The marking statute, section 304, Tariff Act of 1930, as amended (19 U.S.C. 1304), provides that, unless excepted, every article of foreign origin (or its container) imported into the U.S. shall be marked in a conspicuous place as legibly, indelibly, and permanently as the nature of the article (or its container) will permit, in such a manner as to indicate to the ultimate purchaser in the U.S. the English name of the country of origin of the article. Part 134, Customs Regulations (19 CFR Part 134), implements the country of origin marking requirements and exceptions of 19 U.S.C. 1304.

Section 134.41(b), (19 CFR 134.41(b)), Customs Regulations, specifies that a marking should be at least sufficiently permanent to insure that in any reasonably foreseeable circumstance the marking shall remain on the article or its container until it reaches the ultimate purchaser and that the ultimate purchaser in the U.S. must be able to find the marking easily and read it without strain.

In HQ 734662 (October 8, 1992), Customs considered the relevance of contrasting color to a country of origin marking's readability acknowledging no specific requirement of color contrast. It was determined that legibility be determined based on all the elements: the relief of the letters, the size and style of print, the location, the format, etc. There, a ski boot marking on the sole was legible because of its particular relief, and because the nine point lettering was large enough to be read without strain. The marking was found to be permanent because it was injection molded. Another marking on the side of the boot was not legible because the relief was slight. The country of origin marking of ski boots on the sole of the boot satisfied the requirements of conspicuousness, permanence, and legibility.

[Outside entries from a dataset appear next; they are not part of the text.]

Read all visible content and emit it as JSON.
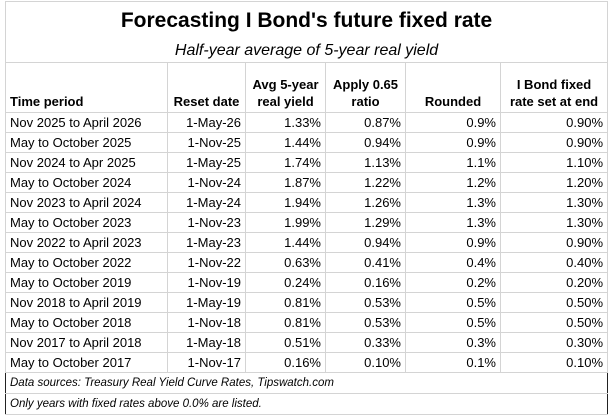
{
  "header": {
    "title": "Forecasting I Bond's future fixed rate",
    "subtitle": "Half-year average of 5-year real yield"
  },
  "table": {
    "columns": [
      [
        "Time period"
      ],
      [
        "Reset date"
      ],
      [
        "Avg 5-year",
        "real yield"
      ],
      [
        "Apply 0.65",
        "ratio"
      ],
      [
        "Rounded"
      ],
      [
        "I Bond fixed",
        "rate set at end"
      ]
    ],
    "rows": [
      [
        "Nov 2025 to April 2026",
        "1-May-26",
        "1.33%",
        "0.87%",
        "0.9%",
        "0.90%"
      ],
      [
        "May to October 2025",
        "1-Nov-25",
        "1.44%",
        "0.94%",
        "0.9%",
        "0.90%"
      ],
      [
        "Nov 2024 to Apr 2025",
        "1-May-25",
        "1.74%",
        "1.13%",
        "1.1%",
        "1.10%"
      ],
      [
        "May to October 2024",
        "1-Nov-24",
        "1.87%",
        "1.22%",
        "1.2%",
        "1.20%"
      ],
      [
        "Nov 2023 to April 2024",
        "1-May-24",
        "1.94%",
        "1.26%",
        "1.3%",
        "1.30%"
      ],
      [
        "May to October 2023",
        "1-Nov-23",
        "1.99%",
        "1.29%",
        "1.3%",
        "1.30%"
      ],
      [
        "Nov 2022 to April 2023",
        "1-May-23",
        "1.44%",
        "0.94%",
        "0.9%",
        "0.90%"
      ],
      [
        "May to October 2022",
        "1-Nov-22",
        "0.63%",
        "0.41%",
        "0.4%",
        "0.40%"
      ],
      [
        "May to October 2019",
        "1-Nov-19",
        "0.24%",
        "0.16%",
        "0.2%",
        "0.20%"
      ],
      [
        "Nov 2018 to April 2019",
        "1-May-19",
        "0.81%",
        "0.53%",
        "0.5%",
        "0.50%"
      ],
      [
        "May to October 2018",
        "1-Nov-18",
        "0.81%",
        "0.53%",
        "0.5%",
        "0.50%"
      ],
      [
        "Nov 2017 to April 2018",
        "1-May-18",
        "0.51%",
        "0.33%",
        "0.3%",
        "0.30%"
      ],
      [
        "May to October 2017",
        "1-Nov-17",
        "0.16%",
        "0.10%",
        "0.1%",
        "0.10%"
      ]
    ]
  },
  "notes": [
    "Data sources: Treasury Real Yield Curve Rates, Tipswatch.com",
    "Only years with fixed rates above 0.0% are listed."
  ]
}
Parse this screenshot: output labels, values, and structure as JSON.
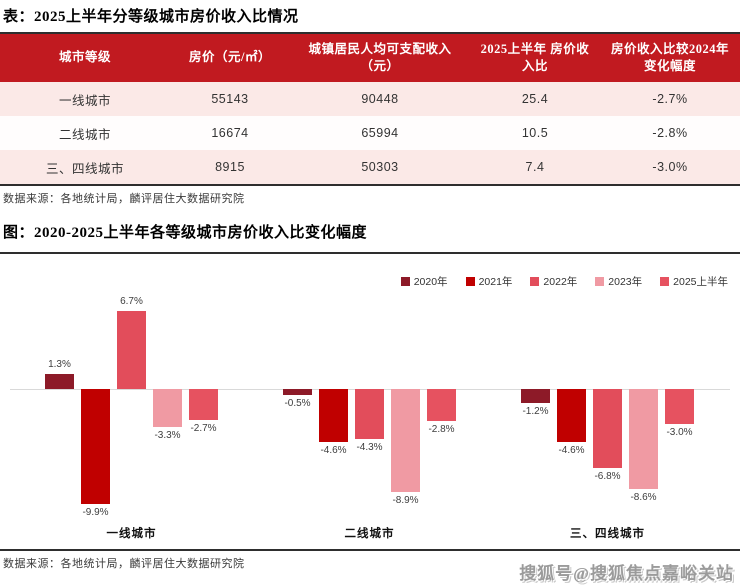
{
  "page": {
    "table_section": {
      "title": "表：2025上半年分等级城市房价收入比情况",
      "table": {
        "headers": [
          "城市等级",
          "房价（元/㎡）",
          "城镇居民人均可支配收入（元）",
          "2025上半年 房价收入比",
          "房价收入比较2024年 变化幅度"
        ],
        "rows": [
          [
            "一线城市",
            "55143",
            "90448",
            "25.4",
            "-2.7%"
          ],
          [
            "二线城市",
            "16674",
            "65994",
            "10.5",
            "-2.8%"
          ],
          [
            "三、四线城市",
            "8915",
            "50303",
            "7.4",
            "-3.0%"
          ]
        ]
      },
      "source": "数据来源：各地统计局，麟评居住大数据研究院"
    },
    "chart_section": {
      "title": "图：2020-2025上半年各等级城市房价收入比变化幅度",
      "source": "数据来源：各地统计局，麟评居住大数据研究院"
    },
    "watermark": "搜狐号@搜狐焦点嘉峪关站"
  },
  "chart_data": {
    "type": "bar",
    "title": "2020-2025上半年各等级城市房价收入比变化幅度",
    "categories": [
      "一线城市",
      "二线城市",
      "三、四线城市"
    ],
    "series": [
      {
        "name": "2020年",
        "color": "#8d1a28",
        "values": [
          1.3,
          -0.5,
          -1.2
        ]
      },
      {
        "name": "2021年",
        "color": "#c00000",
        "values": [
          -9.9,
          -4.6,
          -4.6
        ]
      },
      {
        "name": "2022年",
        "color": "#e24d5b",
        "values": [
          6.7,
          -4.3,
          -6.8
        ]
      },
      {
        "name": "2023年",
        "color": "#f09aa3",
        "values": [
          -3.3,
          -8.9,
          -8.6
        ]
      },
      {
        "name": "2025上半年",
        "color": "#e65260",
        "values": [
          -2.7,
          -2.8,
          -3.0
        ]
      }
    ],
    "unit": "%",
    "ylim": [
      -11,
      8
    ],
    "grid": false,
    "legend_position": "top-right",
    "value_labels": true,
    "accent_colors": {
      "table_header": "#c11a20",
      "row_pink": "#fbe9e7"
    }
  }
}
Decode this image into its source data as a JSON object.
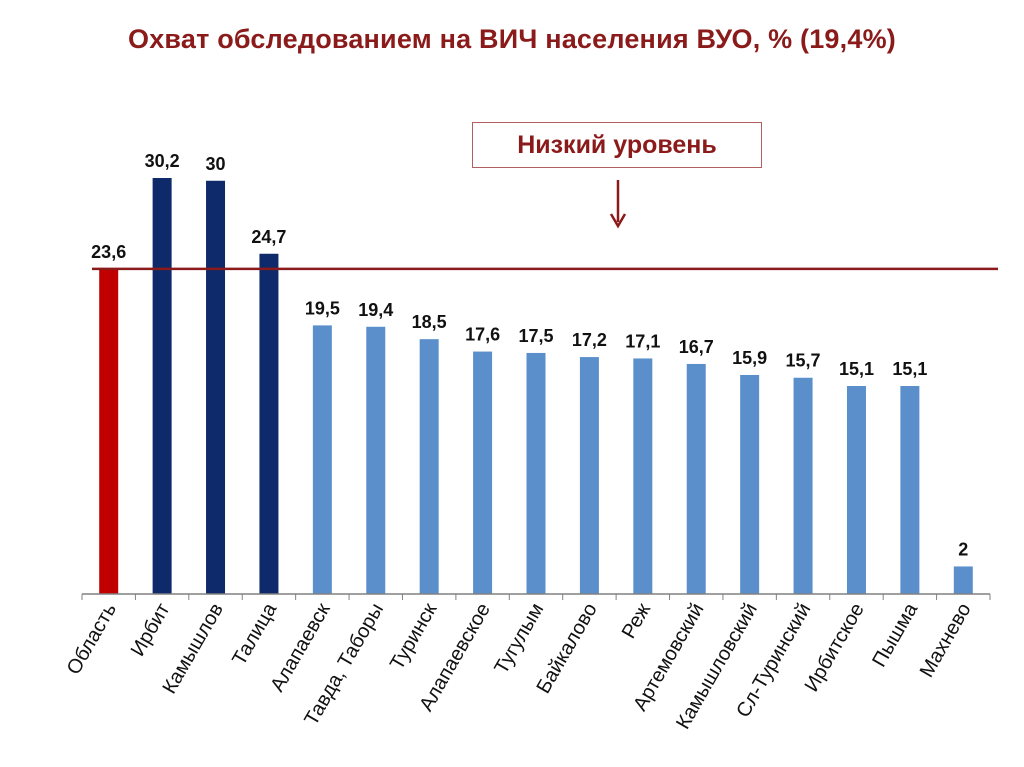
{
  "title": "Охват обследованием на ВИЧ населения ВУО, % (19,4%)",
  "annotation": "Низкий уровень",
  "colors": {
    "oblast": "#c00000",
    "above_threshold": "#0f2a6b",
    "below_threshold": "#5a8fcc",
    "threshold_line": "#8b1a1a",
    "title": "#8b1a1a"
  },
  "chart_data": {
    "type": "bar",
    "title": "Охват обследованием на ВИЧ населения ВУО, % (19,4%)",
    "xlabel": "",
    "ylabel": "",
    "ylim": [
      0,
      32
    ],
    "grid": false,
    "legend": "none",
    "threshold": 23.6,
    "categories": [
      "Область",
      "Ирбит",
      "Камышлов",
      "Талица",
      "Алапаевск",
      "Тавда, Таборы",
      "Туринск",
      "Алапаевское",
      "Тугулым",
      "Байкалово",
      "Реж",
      "Артемовский",
      "Камышловский",
      "Сл-Туринский",
      "Ирбитское",
      "Пышма",
      "Махнево"
    ],
    "values": [
      23.6,
      30.2,
      30,
      24.7,
      19.5,
      19.4,
      18.5,
      17.6,
      17.5,
      17.2,
      17.1,
      16.7,
      15.9,
      15.7,
      15.1,
      15.1,
      2
    ],
    "value_labels": [
      "23,6",
      "30,2",
      "30",
      "24,7",
      "19,5",
      "19,4",
      "18,5",
      "17,6",
      "17,5",
      "17,2",
      "17,1",
      "16,7",
      "15,9",
      "15,7",
      "15,1",
      "15,1",
      "2"
    ],
    "bar_groups": [
      "oblast",
      "above_threshold",
      "above_threshold",
      "above_threshold",
      "below_threshold",
      "below_threshold",
      "below_threshold",
      "below_threshold",
      "below_threshold",
      "below_threshold",
      "below_threshold",
      "below_threshold",
      "below_threshold",
      "below_threshold",
      "below_threshold",
      "below_threshold",
      "below_threshold"
    ]
  }
}
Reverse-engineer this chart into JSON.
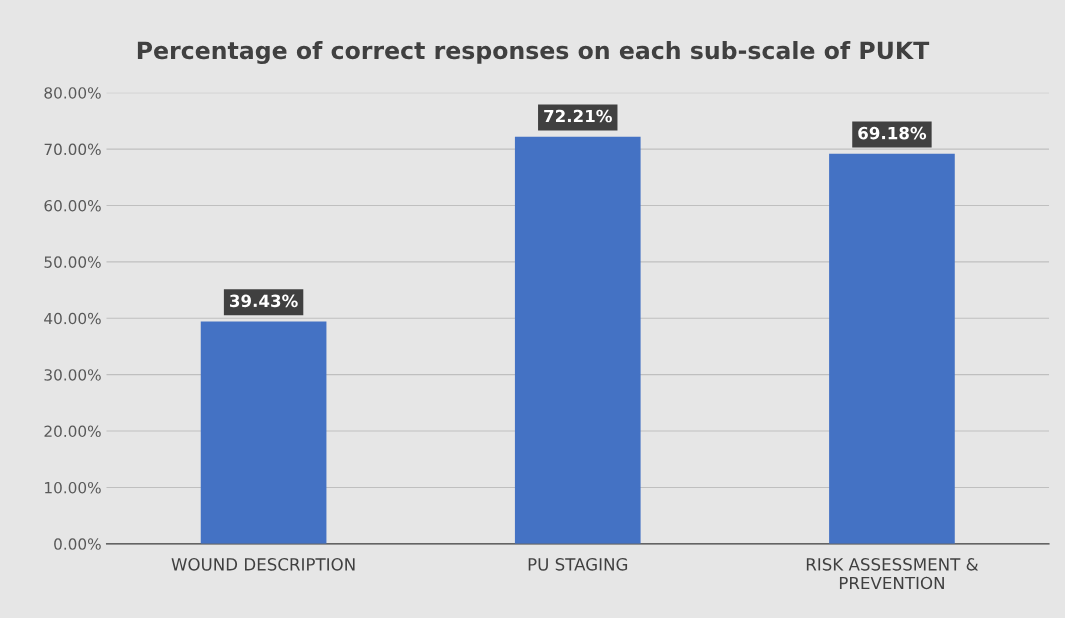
{
  "chart_data": {
    "type": "bar",
    "title": "Percentage of correct responses on each sub-scale of PUKT",
    "categories": [
      "WOUND DESCRIPTION",
      "PU STAGING",
      "RISK ASSESSMENT &\nPREVENTION"
    ],
    "values": [
      39.43,
      72.21,
      69.18
    ],
    "color": "#4472c4",
    "value_labels": [
      "39.43%",
      "72.21%",
      "69.18%"
    ],
    "ylim": [
      0,
      80
    ],
    "yticks": [
      {
        "value": 0,
        "label": "0.00%"
      },
      {
        "value": 10,
        "label": "10.00%"
      },
      {
        "value": 20,
        "label": "20.00%"
      },
      {
        "value": 30,
        "label": "30.00%"
      },
      {
        "value": 40,
        "label": "40.00%"
      },
      {
        "value": 50,
        "label": "50.00%"
      },
      {
        "value": 60,
        "label": "60.00%"
      },
      {
        "value": 70,
        "label": "70.00%"
      },
      {
        "value": 80,
        "label": "80.00%"
      }
    ],
    "grid": "y"
  }
}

Here, the marking on the submitted sample appears on the inside of the back strap. Although this is an acceptable location, the method of marking is in non-contrasting colors. Because of the small size (4.5 points) and non-contrasting lettering, the country of origin marking is difficult to read. The size of the lettering should be increased to at least 9 points, or another contrasting method of marking should be used.


The country of origin marking for the submitted cap does not satisfy the legibility requirement of 19 USC 1304 and 19 CFR Part 134.